Tuesday, 16 June 2015

Wishful Thinking: Aggro

Welcome to the first instalment of Wishful Thinking, where we look at several cards I came up with, according to a theme. Obviously, these aren't real cards (hence the series' name), but it's always fun to imagine, no?

Aggro as an archetype has always been in a weird place in Solforge, many really big level ones have been introduced across the course of the game's history. We went from Deepbranch Prowler and Shardplate Mutant to Scatterspore Eidolon, and now Shardplate Behemoth, the latter of which went on to just be a good card, instead of a slot in aggressive decks, but we never did get a really good aggro deck, Goodstuff decks like AT Explosives and the old BQ Tracker decks, sure, but not a deck that had a really powerful early and mid game, but tapered off in PL3 and beyond.

Part of the reason for the above is that the big level one creatures simply cannot measure up to mediocre level twos, the latter often trading for 2 big level ones. That means even as an aggressive deck winning four lanes, if your opponent can stabilise on 2.1 with two level twos, you often just lose a majority of your lead in an instant. That is a problem I doubt card design can solve completely, since its an inherent quality of Solforge cards that most of levelled cards are stronger than their unlevelled counterparts.

Enough rambling, on to the cards!

We already have had big cards, but what if we made them BIGGER? That's right, it's even bigger than Behemoth, and doesn't even shrink! But the dastardly catch is that you get permanently poisoned once it dies. You heard that right, you yourself get put on a clock. But that shouldn't matter if you win by the end of PL2, no? I want to stress that Poison stacking up will start to sting, almost assuredly cementing Leech's slot in only aggro decks. Another thing to note is that replacement, whether from effects like Dendrify or overwriting the old-fashioned way, will not proc its death trigger.

A cycle that takes the twist of the Bound cycle and reverses it, instead of offering powerful underdrops, give you very powerful on-level creatures, but demands you play them on curve or otherwise are only mediocre vanillas. I was slightly tempted to put Consistent on the level twos after Link suggested it, but enough power to them eh?

I doubt you toss these into any constructed deck, but rather slots into our aggro goal quite nicely, they are inherently a risky venture, of course, you could whiff and not draw a single one of them in player level one (~2.9%). But I believe this is the best I'm getting to making actual aggro cards.

On a side note, I always liked the idea of giving your opponent stuff as drawback, and these two cards definitely fit that plus our theme.

Big aggressive creatures are always potent, and you might consider it mediocre at a glance, but take into account Relic Scout, Oratek Explosives and Rage of Kadras, and maybe you'll see why I made its body scale so poorly.

Hunters are pretty bland, free dudes, and besides being pumped by Weirdwood Patriarch and their odd interaction with Ironmind Acolyte, they aren't quite noteworthy. They are also terrible at fighting big guys, (Never said they were good hunters!) and the Dragon will happily gobble them up, unless of course you kill the Dragon with something big and get two 3/7s off the back of it, which might help your opponent fight against your board slightly better.
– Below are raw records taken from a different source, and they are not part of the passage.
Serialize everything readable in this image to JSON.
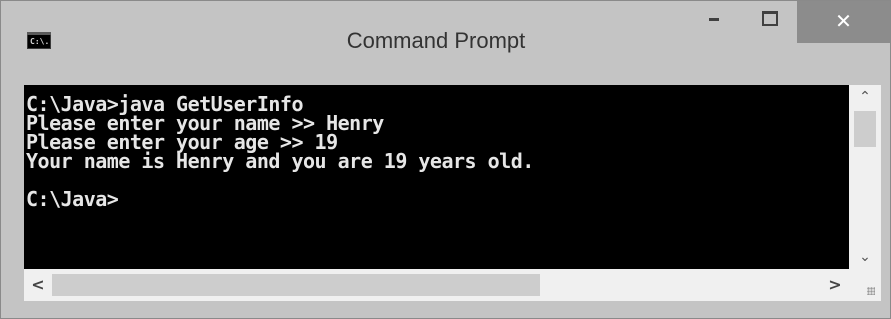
{
  "window": {
    "title": "Command Prompt",
    "icon": "console-icon",
    "icon_label": "C:\\.",
    "controls": {
      "minimize": "minimize-icon",
      "maximize": "maximize-icon",
      "close_label": "✕"
    }
  },
  "console": {
    "lines": [
      "C:\\Java>java GetUserInfo",
      "Please enter your name >> Henry",
      "Please enter your age >> 19",
      "Your name is Henry and you are 19 years old.",
      "",
      "C:\\Java>"
    ]
  },
  "scrollbars": {
    "up_arrow": "⌃",
    "down_arrow": "⌄",
    "left_arrow": "<",
    "right_arrow": ">"
  },
  "colors": {
    "console_background": "#000000",
    "console_text": "#e6e6e6",
    "frame": "#c4c4c4",
    "close_button": "#8c8c8c"
  }
}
A really durable and extremely overstated body that can be chump blocked but gives your opponent level advantage, meaning if your opponent chump blocks or neuters it, he'll keep getting free levels on his card, which can spell disaster if your opponent wants to be levelling otherwise dead cards like Energy Surge and Dendrify. It scales pretty nicely, but the level three's text can easily lose you a game, but maybe at that point your opponent will have all his cards levelled anyway.

And that about wraps up this pilot article! Of course, the numbers on the cards are just rough estimates (as if we'll ever get to play with these), but the basic idea is there. Finally, discuss! Card ideas are always a great medium for discussion, and I would love to hear what you all think about the cards I proposed and Aggro in general.

1 comment:

  1. I really like the design of these cards (though the balance may be a bit off). I am especially impressed with the way the "reverse bound" (dnuob?) cycle allows a deck to invest in its early game without just giving it a great underdrop (which is a problem I see with your other suggestions/submissions). I do like how you varied your approach to giving up late-game advantage for early game.